With all the pieces in place, Cat Smiling felt more confident to meet the Scythian.

Up close, Inomoroti’s personal aura of power and deadliness was almost overwhelming.  He had to fight for obi only rarely, now.   Most clanners had heard of his skill and yielded to him helplessly.  Only the most brave or foolhardy fought him.   Cat Smiling rode up to him with a frozen heart.

“Little brother,” the Scythian laughed when the Comanche presented himself.

“I am Cat Smiling of the Nermernuh,” was the reply.   Inomoroti narrowed his glacial eyes in understanding.

“I am Inomoroti of Scythia,” he said harshly.

“Now we have made the pappattu, I will fight you at once for obi,” Cat
Smiling uttered the traditional words.

“Will you?” returned Inomoroti with a playful smile.   “We have already met, Comanche.  I do not need to accept your obi challenge.”

“Are you afraid?  Must I petition the clan elders?” asked Cat Smiling in an even voice.

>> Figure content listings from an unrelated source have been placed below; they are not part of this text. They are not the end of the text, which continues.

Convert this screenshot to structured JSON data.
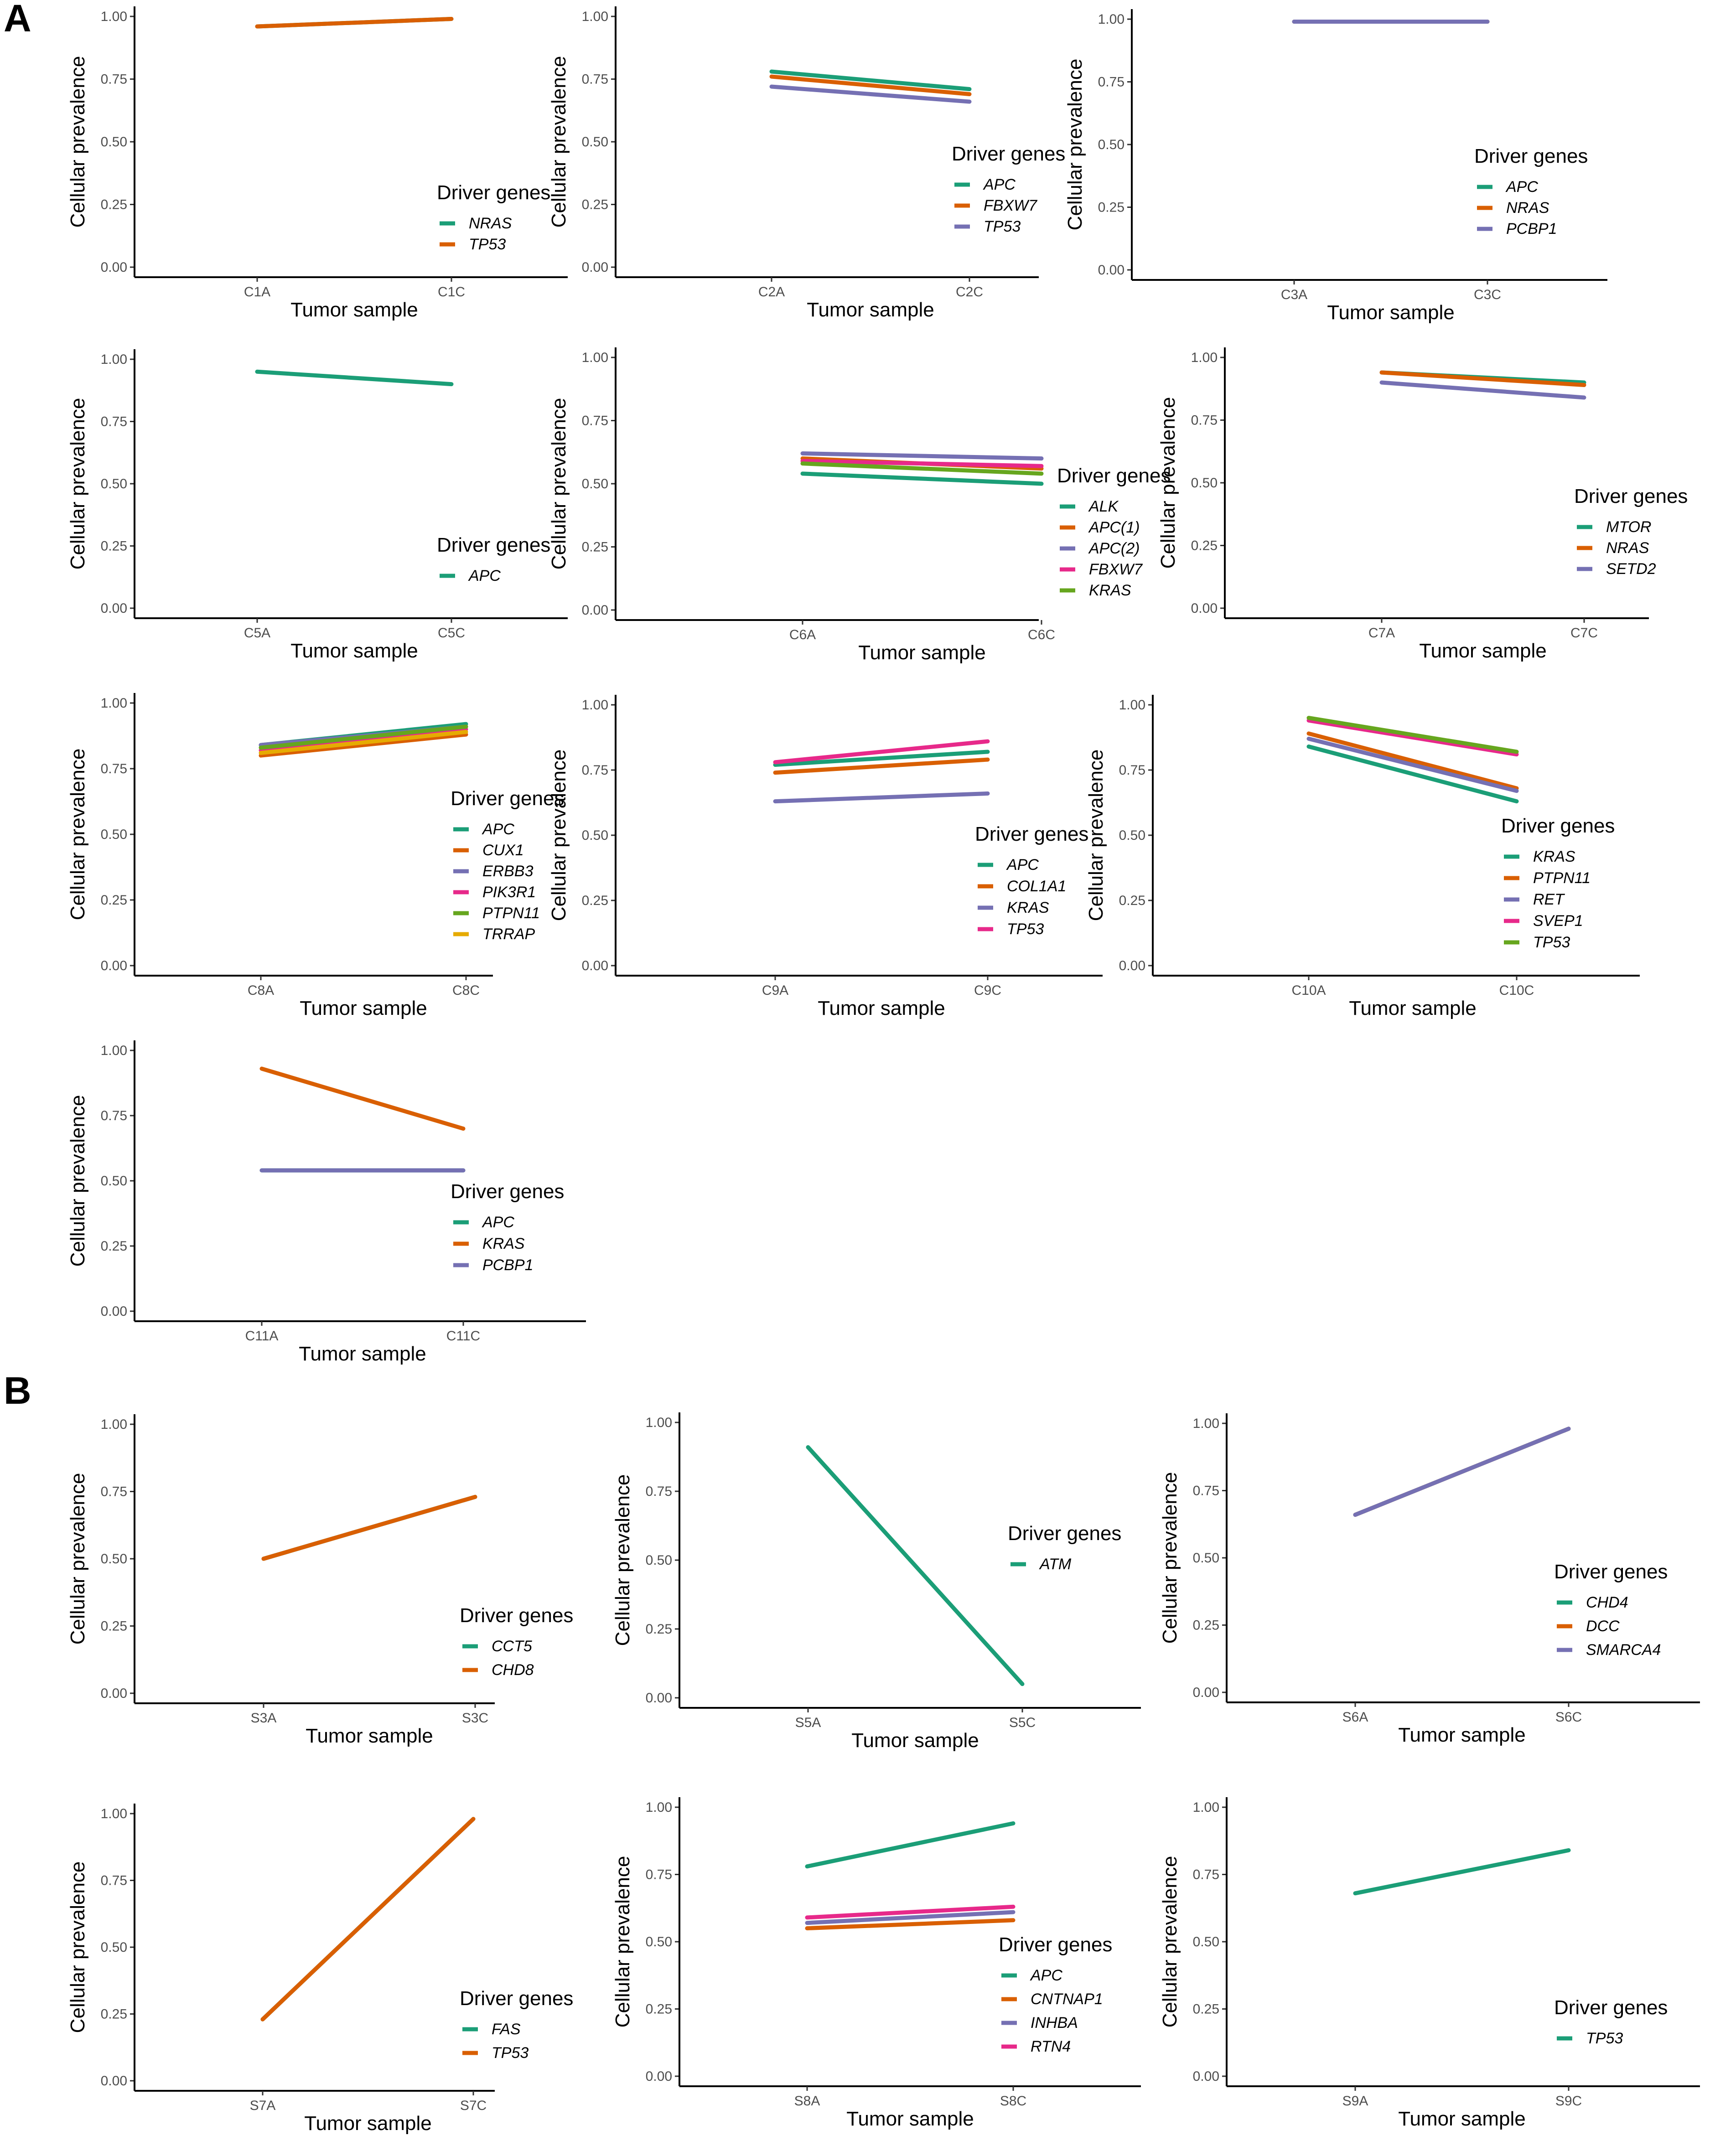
{
  "figure": {
    "panel_labels": [
      "A",
      "B"
    ]
  },
  "chart_data": [
    {
      "type": "line",
      "panel": "A",
      "title": "",
      "xlabel": "Tumor sample",
      "ylabel": "Cellular prevalence",
      "legend_title": "Driver genes",
      "legend_position": "right",
      "grid": false,
      "ylim": [
        0,
        1
      ],
      "yticks": [
        "0.00",
        "0.25",
        "0.50",
        "0.75",
        "1.00"
      ],
      "categories": [
        "C1A",
        "C1C"
      ],
      "series": [
        {
          "name": "NRAS",
          "color": "#1b9e77",
          "values": [
            0.96,
            0.99
          ]
        },
        {
          "name": "TP53",
          "color": "#d95f02",
          "values": [
            0.96,
            0.99
          ]
        }
      ]
    },
    {
      "type": "line",
      "panel": "A",
      "title": "",
      "xlabel": "Tumor sample",
      "ylabel": "Cellular prevalence",
      "legend_title": "Driver genes",
      "legend_position": "bottom-right",
      "grid": false,
      "ylim": [
        0,
        1
      ],
      "yticks": [
        "0.00",
        "0.25",
        "0.50",
        "0.75",
        "1.00"
      ],
      "categories": [
        "C2A",
        "C2C"
      ],
      "series": [
        {
          "name": "APC",
          "color": "#1b9e77",
          "values": [
            0.78,
            0.71
          ]
        },
        {
          "name": "FBXW7",
          "color": "#d95f02",
          "values": [
            0.76,
            0.69
          ]
        },
        {
          "name": "TP53",
          "color": "#7570b3",
          "values": [
            0.72,
            0.66
          ]
        }
      ]
    },
    {
      "type": "line",
      "panel": "A",
      "title": "",
      "xlabel": "Tumor sample",
      "ylabel": "Cellular prevalence",
      "legend_title": "Driver genes",
      "legend_position": "bottom-right",
      "grid": false,
      "ylim": [
        0,
        1
      ],
      "yticks": [
        "0.00",
        "0.25",
        "0.50",
        "0.75",
        "1.00"
      ],
      "categories": [
        "C3A",
        "C3C"
      ],
      "series": [
        {
          "name": "APC",
          "color": "#1b9e77",
          "values": [
            0.99,
            0.99
          ]
        },
        {
          "name": "NRAS",
          "color": "#d95f02",
          "values": [
            0.99,
            0.99
          ]
        },
        {
          "name": "PCBP1",
          "color": "#7570b3",
          "values": [
            0.99,
            0.99
          ]
        }
      ]
    },
    {
      "type": "line",
      "panel": "A",
      "title": "",
      "xlabel": "Tumor sample",
      "ylabel": "Cellular prevalence",
      "legend_title": "Driver genes",
      "legend_position": "right",
      "grid": false,
      "ylim": [
        0,
        1
      ],
      "yticks": [
        "0.00",
        "0.25",
        "0.50",
        "0.75",
        "1.00"
      ],
      "categories": [
        "C5A",
        "C5C"
      ],
      "series": [
        {
          "name": "APC",
          "color": "#1b9e77",
          "values": [
            0.95,
            0.9
          ]
        }
      ]
    },
    {
      "type": "line",
      "panel": "A",
      "title": "",
      "xlabel": "Tumor sample",
      "ylabel": "Cellular prevalence",
      "legend_title": "Driver genes",
      "legend_position": "right",
      "grid": false,
      "ylim": [
        0,
        1
      ],
      "yticks": [
        "0.00",
        "0.25",
        "0.50",
        "0.75",
        "1.00"
      ],
      "categories": [
        "C6A",
        "C6C"
      ],
      "series": [
        {
          "name": "ALK",
          "color": "#1b9e77",
          "values": [
            0.54,
            0.5
          ]
        },
        {
          "name": "APC(1)",
          "color": "#d95f02",
          "values": [
            0.6,
            0.56
          ]
        },
        {
          "name": "APC(2)",
          "color": "#7570b3",
          "values": [
            0.62,
            0.6
          ]
        },
        {
          "name": "FBXW7",
          "color": "#e7298a",
          "values": [
            0.59,
            0.57
          ]
        },
        {
          "name": "KRAS",
          "color": "#66a61e",
          "values": [
            0.58,
            0.54
          ]
        }
      ]
    },
    {
      "type": "line",
      "panel": "A",
      "title": "",
      "xlabel": "Tumor sample",
      "ylabel": "Cellular prevalence",
      "legend_title": "Driver genes",
      "legend_position": "bottom-right",
      "grid": false,
      "ylim": [
        0,
        1
      ],
      "yticks": [
        "0.00",
        "0.25",
        "0.50",
        "0.75",
        "1.00"
      ],
      "categories": [
        "C7A",
        "C7C"
      ],
      "series": [
        {
          "name": "MTOR",
          "color": "#1b9e77",
          "values": [
            0.94,
            0.9
          ]
        },
        {
          "name": "NRAS",
          "color": "#d95f02",
          "values": [
            0.94,
            0.89
          ]
        },
        {
          "name": "SETD2",
          "color": "#7570b3",
          "values": [
            0.9,
            0.84
          ]
        }
      ]
    },
    {
      "type": "line",
      "panel": "A",
      "title": "",
      "xlabel": "Tumor sample",
      "ylabel": "Cellular prevalence",
      "legend_title": "Driver genes",
      "legend_position": "right",
      "grid": false,
      "ylim": [
        0,
        1
      ],
      "yticks": [
        "0.00",
        "0.25",
        "0.50",
        "0.75",
        "1.00"
      ],
      "categories": [
        "C8A",
        "C8C"
      ],
      "series": [
        {
          "name": "APC",
          "color": "#1b9e77",
          "values": [
            0.84,
            0.92
          ]
        },
        {
          "name": "CUX1",
          "color": "#d95f02",
          "values": [
            0.8,
            0.88
          ]
        },
        {
          "name": "ERBB3",
          "color": "#7570b3",
          "values": [
            0.84,
            0.91
          ]
        },
        {
          "name": "PIK3R1",
          "color": "#e7298a",
          "values": [
            0.82,
            0.9
          ]
        },
        {
          "name": "PTPN11",
          "color": "#66a61e",
          "values": [
            0.83,
            0.91
          ]
        },
        {
          "name": "TRRAP",
          "color": "#e6ab02",
          "values": [
            0.81,
            0.89
          ]
        }
      ]
    },
    {
      "type": "line",
      "panel": "A",
      "title": "",
      "xlabel": "Tumor sample",
      "ylabel": "Cellular prevalence",
      "legend_title": "Driver genes",
      "legend_position": "bottom-right",
      "grid": false,
      "ylim": [
        0,
        1
      ],
      "yticks": [
        "0.00",
        "0.25",
        "0.50",
        "0.75",
        "1.00"
      ],
      "categories": [
        "C9A",
        "C9C"
      ],
      "series": [
        {
          "name": "APC",
          "color": "#1b9e77",
          "values": [
            0.77,
            0.82
          ]
        },
        {
          "name": "COL1A1",
          "color": "#d95f02",
          "values": [
            0.74,
            0.79
          ]
        },
        {
          "name": "KRAS",
          "color": "#7570b3",
          "values": [
            0.63,
            0.66
          ]
        },
        {
          "name": "TP53",
          "color": "#e7298a",
          "values": [
            0.78,
            0.86
          ]
        }
      ]
    },
    {
      "type": "line",
      "panel": "A",
      "title": "",
      "xlabel": "Tumor sample",
      "ylabel": "Cellular prevalence",
      "legend_title": "Driver genes",
      "legend_position": "right",
      "grid": false,
      "ylim": [
        0,
        1
      ],
      "yticks": [
        "0.00",
        "0.25",
        "0.50",
        "0.75",
        "1.00"
      ],
      "categories": [
        "C10A",
        "C10C"
      ],
      "series": [
        {
          "name": "KRAS",
          "color": "#1b9e77",
          "values": [
            0.84,
            0.63
          ]
        },
        {
          "name": "PTPN11",
          "color": "#d95f02",
          "values": [
            0.89,
            0.68
          ]
        },
        {
          "name": "RET",
          "color": "#7570b3",
          "values": [
            0.87,
            0.67
          ]
        },
        {
          "name": "SVEP1",
          "color": "#e7298a",
          "values": [
            0.94,
            0.81
          ]
        },
        {
          "name": "TP53",
          "color": "#66a61e",
          "values": [
            0.95,
            0.82
          ]
        }
      ]
    },
    {
      "type": "line",
      "panel": "A",
      "title": "",
      "xlabel": "Tumor sample",
      "ylabel": "Cellular prevalence",
      "legend_title": "Driver genes",
      "legend_position": "right",
      "grid": false,
      "ylim": [
        0,
        1
      ],
      "yticks": [
        "0.00",
        "0.25",
        "0.50",
        "0.75",
        "1.00"
      ],
      "categories": [
        "C11A",
        "C11C"
      ],
      "series": [
        {
          "name": "APC",
          "color": "#1b9e77",
          "values": [
            0.54,
            0.54
          ]
        },
        {
          "name": "KRAS",
          "color": "#d95f02",
          "values": [
            0.93,
            0.7
          ]
        },
        {
          "name": "PCBP1",
          "color": "#7570b3",
          "values": [
            0.54,
            0.54
          ]
        }
      ]
    },
    {
      "type": "line",
      "panel": "B",
      "title": "",
      "xlabel": "Tumor sample",
      "ylabel": "Cellular prevalence",
      "legend_title": "Driver genes",
      "legend_position": "bottom-right",
      "grid": false,
      "ylim": [
        0,
        1
      ],
      "yticks": [
        "0.00",
        "0.25",
        "0.50",
        "0.75",
        "1.00"
      ],
      "categories": [
        "S3A",
        "S3C"
      ],
      "series": [
        {
          "name": "CCT5",
          "color": "#1b9e77",
          "values": [
            0.5,
            0.73
          ]
        },
        {
          "name": "CHD8",
          "color": "#d95f02",
          "values": [
            0.5,
            0.73
          ]
        }
      ]
    },
    {
      "type": "line",
      "panel": "B",
      "title": "",
      "xlabel": "Tumor sample",
      "ylabel": "Cellular prevalence",
      "legend_title": "Driver genes",
      "legend_position": "right",
      "grid": false,
      "ylim": [
        0,
        1
      ],
      "yticks": [
        "0.00",
        "0.25",
        "0.50",
        "0.75",
        "1.00"
      ],
      "categories": [
        "S5A",
        "S5C"
      ],
      "series": [
        {
          "name": "ATM",
          "color": "#1b9e77",
          "values": [
            0.91,
            0.05
          ]
        }
      ]
    },
    {
      "type": "line",
      "panel": "B",
      "title": "",
      "xlabel": "Tumor sample",
      "ylabel": "Cellular prevalence",
      "legend_title": "Driver genes",
      "legend_position": "right",
      "grid": false,
      "ylim": [
        0,
        1
      ],
      "yticks": [
        "0.00",
        "0.25",
        "0.50",
        "0.75",
        "1.00"
      ],
      "categories": [
        "S6A",
        "S6C"
      ],
      "series": [
        {
          "name": "CHD4",
          "color": "#1b9e77",
          "values": [
            0.66,
            0.98
          ]
        },
        {
          "name": "DCC",
          "color": "#d95f02",
          "values": [
            0.66,
            0.98
          ]
        },
        {
          "name": "SMARCA4",
          "color": "#7570b3",
          "values": [
            0.66,
            0.98
          ]
        }
      ]
    },
    {
      "type": "line",
      "panel": "B",
      "title": "",
      "xlabel": "Tumor sample",
      "ylabel": "Cellular prevalence",
      "legend_title": "Driver genes",
      "legend_position": "bottom-right",
      "grid": false,
      "ylim": [
        0,
        1
      ],
      "yticks": [
        "0.00",
        "0.25",
        "0.50",
        "0.75",
        "1.00"
      ],
      "categories": [
        "S7A",
        "S7C"
      ],
      "series": [
        {
          "name": "FAS",
          "color": "#1b9e77",
          "values": [
            0.23,
            0.98
          ]
        },
        {
          "name": "TP53",
          "color": "#d95f02",
          "values": [
            0.23,
            0.98
          ]
        }
      ]
    },
    {
      "type": "line",
      "panel": "B",
      "title": "",
      "xlabel": "Tumor sample",
      "ylabel": "Cellular prevalence",
      "legend_title": "Driver genes",
      "legend_position": "bottom-right",
      "grid": false,
      "ylim": [
        0,
        1
      ],
      "yticks": [
        "0.00",
        "0.25",
        "0.50",
        "0.75",
        "1.00"
      ],
      "categories": [
        "S8A",
        "S8C"
      ],
      "series": [
        {
          "name": "APC",
          "color": "#1b9e77",
          "values": [
            0.78,
            0.94
          ]
        },
        {
          "name": "CNTNAP1",
          "color": "#d95f02",
          "values": [
            0.55,
            0.58
          ]
        },
        {
          "name": "INHBA",
          "color": "#7570b3",
          "values": [
            0.57,
            0.61
          ]
        },
        {
          "name": "RTN4",
          "color": "#e7298a",
          "values": [
            0.59,
            0.63
          ]
        }
      ]
    },
    {
      "type": "line",
      "panel": "B",
      "title": "",
      "xlabel": "Tumor sample",
      "ylabel": "Cellular prevalence",
      "legend_title": "Driver genes",
      "legend_position": "right",
      "grid": false,
      "ylim": [
        0,
        1
      ],
      "yticks": [
        "0.00",
        "0.25",
        "0.50",
        "0.75",
        "1.00"
      ],
      "categories": [
        "S9A",
        "S9C"
      ],
      "series": [
        {
          "name": "TP53",
          "color": "#1b9e77",
          "values": [
            0.68,
            0.84
          ]
        }
      ]
    }
  ]
}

Inomoroti shook his head.   He was supremely confident.   “No, that will not be necessary, you fool.”

“You already hold your bow in your hand.  Meet me on the plains with it,” challenged the Comanche.

“Very well played, little brother.  I have heard of your legendary skill with the bow.   You seek to face me armed with your greatest strength.   Very good.   But, you should know that my skill with a bow was legendary before your earliest ancestors fell out of their mother’s womb.”

Cat Smiling said nothing.  He simply waited with the impassivity of his race.

Many warriors had gathered around them.   They all looked at their leader to see what he would do.  Inomoroti shook his head.

“I understand you, Cat Smiling.  We come from the same old country.  I had hoped to spare you, but I see now that Inomoroti must ever ride alone.   So be it!  Let us fight!”

While the others watched, hundreds of warriors belonging to the Scythian and two friends supporting Cat Smiling, they rode out alone on the field of combat.   They faced each other from a hundred yards away.   With no word between them they rode fiercely toward each other, bows in hand, arrows ready to fire.

The Scythian’s arrow killed Cat Smiling instantly, but the Comanche’s body never flinched.  His  dead fingers still held back the arrow until the perfect time, then released the deadly missile.  Impelled by the Comanche warrior’s spirit, the thunder arrow destroyed the Scythian’s heart.

Their zorcas swerved from each other to avoid collision.   Two human bodies fell into the tall grass and stained it with gushing, red blood.

The whole camp was stunned.   No one had believed that Inomoroti could be killed.  They gathered around his dead body in horror, though many rejoiced to be free of disagreeable obi.   Tarks and Gig Anton gathered up the body of their friend and bore it away.

That night many rebellious clanners burned Inomoroti’s body on a great funeral pyre.

**************************************************************************************

“And so it ends,” said Eeshan as he watched the drama below with Maeve and Richart.

“What does this mean?” asked Maeve.  She held her pretty face with white hands.

“It means your experiment was a success.  It means that there are greater hands of Destiny that shape the fate of Kregen other than the Savanti or the Star Lords.   It proves that ultimate destiny is always in the hands of a man’s spirit,” said the elder Savanti with a wise smile on his lips.

“Or a young woman’s,” he added mischievously.


*************************************************************************************

Cat Smiling’s body had disappeared during the night.   Tarks and Gig Anton returned to the Terentz camp without it.

************************************************************************************

Tarks held Eroin after he told her of Cat Smiling’s death.   Then he placed his powerful, bronze hand on Wolf’s infant head.